Rogério da Silva Melo

“Padre Flávio, mais um amigo que a Glória me deu! Conheci-o ainda como seminarista e já se mostrava curioso. Sentava-se conosco no Provincialado para saber questões principalmente de arquivo. Seguiu seu caminho vocacional e nos reencontramos quando ele assumiu, ainda muito novo, o cargo de Pároco na Igreja da Glória. Foram 2 anos de muito trabalho juntos e várias histórias. O que me chamava a atenção nele era a sua simplicidade, o seu zelo pelas coisas de Deus, a sua curiosidade e por nos surpreender positivamente com suas atitudes. Tinha um grande cuidado com a memória da Congregação Redentorista. Cumpriu muito bem o seu papel, com trabalho incansável, silencioso e admirável.
Minha eterna gratidão por ter deixado eu ser além de funcionário, um amigo. Amigo a gente conta nos dedos e você era um amigo de verdade. Descanse em paz. Obrigado por tudo que fez por mim. Um homem de poucas palavras, mas de atitudes e gestos verdadeiros. Lembro-me do que me disse quando foi embora de JF: “não sou muito bom para despedidas”. Agora está difícil despedir de você. Um amigo como você não vai assim, fica guardado para sempre dentro dos nossos corações. Deus te abençoe e te guarde em um lugar muito especial. Você é merecedor. Meu abraço carinhoso à sua família e à Família Redentorista. Estou sentindo muito… “Amigo é coisa pra se guardar, dentro do coração… Qualquer dia amigo a gente vai se encontrar”.
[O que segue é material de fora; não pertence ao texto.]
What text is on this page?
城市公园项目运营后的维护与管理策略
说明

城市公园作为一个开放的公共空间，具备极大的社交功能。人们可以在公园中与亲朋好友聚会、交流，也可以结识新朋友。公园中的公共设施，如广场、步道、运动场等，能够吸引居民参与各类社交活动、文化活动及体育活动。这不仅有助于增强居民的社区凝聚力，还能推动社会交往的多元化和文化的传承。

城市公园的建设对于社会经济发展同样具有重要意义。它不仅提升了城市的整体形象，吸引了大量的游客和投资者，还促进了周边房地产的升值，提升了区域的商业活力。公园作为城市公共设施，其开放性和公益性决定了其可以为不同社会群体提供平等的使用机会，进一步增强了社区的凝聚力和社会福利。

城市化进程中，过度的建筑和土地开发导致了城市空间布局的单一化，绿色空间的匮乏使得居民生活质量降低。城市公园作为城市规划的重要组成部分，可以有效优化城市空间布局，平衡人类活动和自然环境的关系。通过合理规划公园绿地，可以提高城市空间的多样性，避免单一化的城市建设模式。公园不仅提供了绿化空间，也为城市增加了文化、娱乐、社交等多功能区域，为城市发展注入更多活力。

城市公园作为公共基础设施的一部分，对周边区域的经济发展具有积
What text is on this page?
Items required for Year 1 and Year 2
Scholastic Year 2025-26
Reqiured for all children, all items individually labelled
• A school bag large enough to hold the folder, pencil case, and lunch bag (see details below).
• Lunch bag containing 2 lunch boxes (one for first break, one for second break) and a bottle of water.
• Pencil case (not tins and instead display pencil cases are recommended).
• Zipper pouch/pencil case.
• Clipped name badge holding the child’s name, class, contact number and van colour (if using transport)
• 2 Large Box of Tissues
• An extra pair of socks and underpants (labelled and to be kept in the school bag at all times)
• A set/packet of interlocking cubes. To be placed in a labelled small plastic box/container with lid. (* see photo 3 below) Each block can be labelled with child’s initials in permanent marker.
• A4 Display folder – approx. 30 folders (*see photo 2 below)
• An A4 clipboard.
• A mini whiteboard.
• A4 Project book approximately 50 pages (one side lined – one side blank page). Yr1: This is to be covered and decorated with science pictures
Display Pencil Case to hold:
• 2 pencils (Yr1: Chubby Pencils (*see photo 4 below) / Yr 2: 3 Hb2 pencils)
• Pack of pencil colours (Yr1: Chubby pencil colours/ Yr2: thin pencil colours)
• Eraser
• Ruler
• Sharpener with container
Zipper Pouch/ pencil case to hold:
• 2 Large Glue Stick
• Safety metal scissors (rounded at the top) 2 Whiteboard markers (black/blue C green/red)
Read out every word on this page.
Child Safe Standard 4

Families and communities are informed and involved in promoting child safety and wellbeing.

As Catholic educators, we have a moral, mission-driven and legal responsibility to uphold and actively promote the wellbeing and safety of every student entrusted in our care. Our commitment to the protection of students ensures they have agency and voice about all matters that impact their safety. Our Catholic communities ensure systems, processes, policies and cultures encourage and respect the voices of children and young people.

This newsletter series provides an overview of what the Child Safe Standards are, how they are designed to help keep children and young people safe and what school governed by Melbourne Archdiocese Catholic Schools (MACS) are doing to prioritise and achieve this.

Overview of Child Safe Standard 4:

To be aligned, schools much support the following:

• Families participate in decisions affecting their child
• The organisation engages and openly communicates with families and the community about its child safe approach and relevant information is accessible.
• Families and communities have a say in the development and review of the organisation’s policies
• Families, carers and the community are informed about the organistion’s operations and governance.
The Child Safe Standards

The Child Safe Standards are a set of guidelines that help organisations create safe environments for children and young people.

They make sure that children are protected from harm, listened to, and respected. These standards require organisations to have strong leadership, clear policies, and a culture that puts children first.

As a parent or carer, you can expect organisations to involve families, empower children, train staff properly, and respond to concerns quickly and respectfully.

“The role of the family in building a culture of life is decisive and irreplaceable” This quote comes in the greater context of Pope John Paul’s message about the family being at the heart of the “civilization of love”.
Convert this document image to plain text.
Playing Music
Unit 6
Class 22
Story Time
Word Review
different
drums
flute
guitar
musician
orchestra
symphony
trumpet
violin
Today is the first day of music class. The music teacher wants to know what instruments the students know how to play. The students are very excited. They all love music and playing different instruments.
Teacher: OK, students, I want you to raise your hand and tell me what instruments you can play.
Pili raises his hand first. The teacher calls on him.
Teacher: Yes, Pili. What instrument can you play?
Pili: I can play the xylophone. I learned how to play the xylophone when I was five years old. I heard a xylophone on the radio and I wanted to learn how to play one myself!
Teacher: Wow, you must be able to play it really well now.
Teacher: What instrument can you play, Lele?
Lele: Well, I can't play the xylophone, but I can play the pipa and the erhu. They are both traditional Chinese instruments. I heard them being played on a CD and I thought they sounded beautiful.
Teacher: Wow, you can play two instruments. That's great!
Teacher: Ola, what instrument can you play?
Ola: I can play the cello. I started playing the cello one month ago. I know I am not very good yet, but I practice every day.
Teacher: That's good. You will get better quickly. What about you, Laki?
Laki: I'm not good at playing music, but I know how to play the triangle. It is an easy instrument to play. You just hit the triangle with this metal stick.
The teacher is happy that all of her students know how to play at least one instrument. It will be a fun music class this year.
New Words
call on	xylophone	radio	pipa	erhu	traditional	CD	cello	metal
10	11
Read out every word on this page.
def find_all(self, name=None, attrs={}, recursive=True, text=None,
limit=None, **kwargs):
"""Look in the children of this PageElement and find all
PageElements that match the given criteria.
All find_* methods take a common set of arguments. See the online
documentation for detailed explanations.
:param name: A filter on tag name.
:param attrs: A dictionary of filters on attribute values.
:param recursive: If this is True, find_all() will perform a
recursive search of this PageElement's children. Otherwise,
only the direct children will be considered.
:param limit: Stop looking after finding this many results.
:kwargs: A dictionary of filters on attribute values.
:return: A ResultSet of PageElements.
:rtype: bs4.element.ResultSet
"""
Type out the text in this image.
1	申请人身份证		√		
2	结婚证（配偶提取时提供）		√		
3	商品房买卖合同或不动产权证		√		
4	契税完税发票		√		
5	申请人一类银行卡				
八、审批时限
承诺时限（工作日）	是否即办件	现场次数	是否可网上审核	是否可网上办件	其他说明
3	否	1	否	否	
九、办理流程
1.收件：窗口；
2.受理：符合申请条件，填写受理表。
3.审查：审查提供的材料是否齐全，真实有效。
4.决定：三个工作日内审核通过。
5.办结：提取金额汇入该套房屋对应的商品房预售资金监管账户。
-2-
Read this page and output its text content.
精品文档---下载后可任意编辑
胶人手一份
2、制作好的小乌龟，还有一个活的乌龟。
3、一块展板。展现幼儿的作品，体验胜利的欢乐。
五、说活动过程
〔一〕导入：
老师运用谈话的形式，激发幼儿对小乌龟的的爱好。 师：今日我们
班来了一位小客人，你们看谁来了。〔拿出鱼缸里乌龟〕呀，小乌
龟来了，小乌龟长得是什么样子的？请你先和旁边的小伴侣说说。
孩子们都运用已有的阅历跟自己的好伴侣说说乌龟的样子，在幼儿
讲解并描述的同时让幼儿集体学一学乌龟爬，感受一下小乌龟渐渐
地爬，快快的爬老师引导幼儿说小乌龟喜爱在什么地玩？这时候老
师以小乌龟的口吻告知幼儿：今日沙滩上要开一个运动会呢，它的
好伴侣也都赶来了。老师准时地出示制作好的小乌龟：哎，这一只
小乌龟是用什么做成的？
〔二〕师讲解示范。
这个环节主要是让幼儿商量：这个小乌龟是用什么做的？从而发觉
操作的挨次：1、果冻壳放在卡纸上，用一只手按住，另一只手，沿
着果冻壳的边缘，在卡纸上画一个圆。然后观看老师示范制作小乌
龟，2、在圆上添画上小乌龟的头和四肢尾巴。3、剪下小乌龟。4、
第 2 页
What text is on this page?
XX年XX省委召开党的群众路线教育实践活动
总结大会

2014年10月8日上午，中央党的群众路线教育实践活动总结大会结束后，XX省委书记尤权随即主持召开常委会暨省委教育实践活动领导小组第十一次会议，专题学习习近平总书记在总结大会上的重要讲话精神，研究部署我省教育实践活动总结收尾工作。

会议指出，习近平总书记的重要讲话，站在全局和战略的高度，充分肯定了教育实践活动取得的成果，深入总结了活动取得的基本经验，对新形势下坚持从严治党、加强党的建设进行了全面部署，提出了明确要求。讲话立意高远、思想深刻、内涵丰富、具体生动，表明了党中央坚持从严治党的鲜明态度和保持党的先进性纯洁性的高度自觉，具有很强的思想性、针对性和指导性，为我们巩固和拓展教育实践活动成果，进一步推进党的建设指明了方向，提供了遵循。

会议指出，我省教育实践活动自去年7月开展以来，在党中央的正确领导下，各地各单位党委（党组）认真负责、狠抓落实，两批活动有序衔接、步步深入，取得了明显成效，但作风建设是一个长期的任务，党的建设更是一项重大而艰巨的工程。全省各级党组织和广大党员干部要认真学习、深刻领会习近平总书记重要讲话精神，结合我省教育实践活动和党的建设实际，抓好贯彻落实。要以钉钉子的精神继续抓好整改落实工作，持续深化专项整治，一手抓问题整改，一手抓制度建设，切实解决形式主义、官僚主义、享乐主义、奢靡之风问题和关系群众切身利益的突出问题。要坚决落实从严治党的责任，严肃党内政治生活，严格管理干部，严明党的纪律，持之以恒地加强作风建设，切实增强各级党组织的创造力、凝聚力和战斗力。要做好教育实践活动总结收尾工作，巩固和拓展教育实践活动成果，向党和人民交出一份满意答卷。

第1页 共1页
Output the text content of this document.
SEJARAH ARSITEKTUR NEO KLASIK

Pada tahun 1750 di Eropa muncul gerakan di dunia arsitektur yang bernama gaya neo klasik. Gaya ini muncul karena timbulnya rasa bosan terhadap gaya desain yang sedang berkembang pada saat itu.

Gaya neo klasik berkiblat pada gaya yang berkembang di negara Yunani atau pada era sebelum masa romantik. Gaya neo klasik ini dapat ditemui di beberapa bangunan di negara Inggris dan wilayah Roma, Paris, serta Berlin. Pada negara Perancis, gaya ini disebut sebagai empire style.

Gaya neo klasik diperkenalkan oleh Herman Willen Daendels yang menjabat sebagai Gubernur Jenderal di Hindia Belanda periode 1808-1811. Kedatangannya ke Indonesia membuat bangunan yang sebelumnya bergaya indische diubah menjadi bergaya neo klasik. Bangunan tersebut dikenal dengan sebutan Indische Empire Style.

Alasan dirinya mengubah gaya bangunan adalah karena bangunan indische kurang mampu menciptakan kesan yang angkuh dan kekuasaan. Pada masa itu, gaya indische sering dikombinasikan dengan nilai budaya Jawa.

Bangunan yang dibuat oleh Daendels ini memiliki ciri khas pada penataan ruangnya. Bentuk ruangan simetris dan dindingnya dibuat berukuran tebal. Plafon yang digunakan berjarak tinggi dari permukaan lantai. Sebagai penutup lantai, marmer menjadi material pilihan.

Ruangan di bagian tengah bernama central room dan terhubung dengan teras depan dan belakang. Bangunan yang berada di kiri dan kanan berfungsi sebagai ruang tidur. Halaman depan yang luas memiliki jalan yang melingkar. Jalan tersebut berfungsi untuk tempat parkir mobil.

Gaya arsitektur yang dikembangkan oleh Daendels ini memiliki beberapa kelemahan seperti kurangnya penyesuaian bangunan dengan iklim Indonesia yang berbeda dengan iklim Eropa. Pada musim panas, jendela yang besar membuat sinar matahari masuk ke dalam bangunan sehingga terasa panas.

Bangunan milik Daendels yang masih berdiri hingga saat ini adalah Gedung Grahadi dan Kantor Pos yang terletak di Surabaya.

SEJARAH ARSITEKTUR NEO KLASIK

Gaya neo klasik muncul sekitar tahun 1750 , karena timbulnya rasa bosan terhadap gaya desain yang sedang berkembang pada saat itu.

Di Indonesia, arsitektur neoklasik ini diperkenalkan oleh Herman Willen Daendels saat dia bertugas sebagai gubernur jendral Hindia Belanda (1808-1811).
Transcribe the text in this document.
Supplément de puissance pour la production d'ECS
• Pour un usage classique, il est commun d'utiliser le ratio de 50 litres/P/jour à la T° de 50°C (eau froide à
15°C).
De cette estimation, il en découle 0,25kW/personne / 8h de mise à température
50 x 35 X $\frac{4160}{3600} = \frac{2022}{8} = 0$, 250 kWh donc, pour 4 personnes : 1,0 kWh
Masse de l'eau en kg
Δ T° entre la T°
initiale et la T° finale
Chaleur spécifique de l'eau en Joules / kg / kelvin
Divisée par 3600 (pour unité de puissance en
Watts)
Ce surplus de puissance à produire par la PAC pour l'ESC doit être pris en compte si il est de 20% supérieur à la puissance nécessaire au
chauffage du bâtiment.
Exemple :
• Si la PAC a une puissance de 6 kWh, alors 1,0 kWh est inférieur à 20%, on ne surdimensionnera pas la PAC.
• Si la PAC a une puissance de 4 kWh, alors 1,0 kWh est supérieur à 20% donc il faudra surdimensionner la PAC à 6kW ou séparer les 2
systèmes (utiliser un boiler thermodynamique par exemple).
Fernando Toledo Campo Dall’Orto

“Andou por toda parte fazendo o bem”
Assim o Vigário Provincial, Pe. Paulo Sérgio Carrara, C.Ss.R. descreveu Pe. Flávio Leonardo Santos Campos, C.Ss.R, que faleceu em Belo Horizonte (MG), no dia 31 de agosto, aos 44 anos, vítima de infarto.
A Missa de Sétimo Dia de Pe. Flávio foi celebrada no dia 5 de setembro, na Igreja da Glória, presidida pelo Superior dos Missionários Redentoristas de MG-RJ-ES, Pe. Nelson Antônio Linhares, C.Ss.R., e concelebrada pelo Conselho Provincial, comunidades vocacionais Santo Afonso e São Clemente e Pré-Noviciado. Na homilia, Pe. Carrara destacou o carinho que Pe. Flávio tinha por todos. “Com seus talentos, muito especiais, deu o melhor de si para o bem do grupo, sem buscar a si mesmo. Ele era muito discreto, não buscava os holofotes. Fazia muito e aparecia pouco. Trabalhou muito para Província. Cuidava das estruturas, mas também cuidava da gente, dos seus irmãos, com muitos gestos de carinho, de ternura, de atenção.”
Pe. Flávio foi Pároco da Glória entre os anos de 2009 e 2011. Atualmente, morava na Comunidade Redentorista da Igreja São José, em Belo Horizonte (MG), onde era Secretário de Administração da Província Redentorista MG-RJ-ES.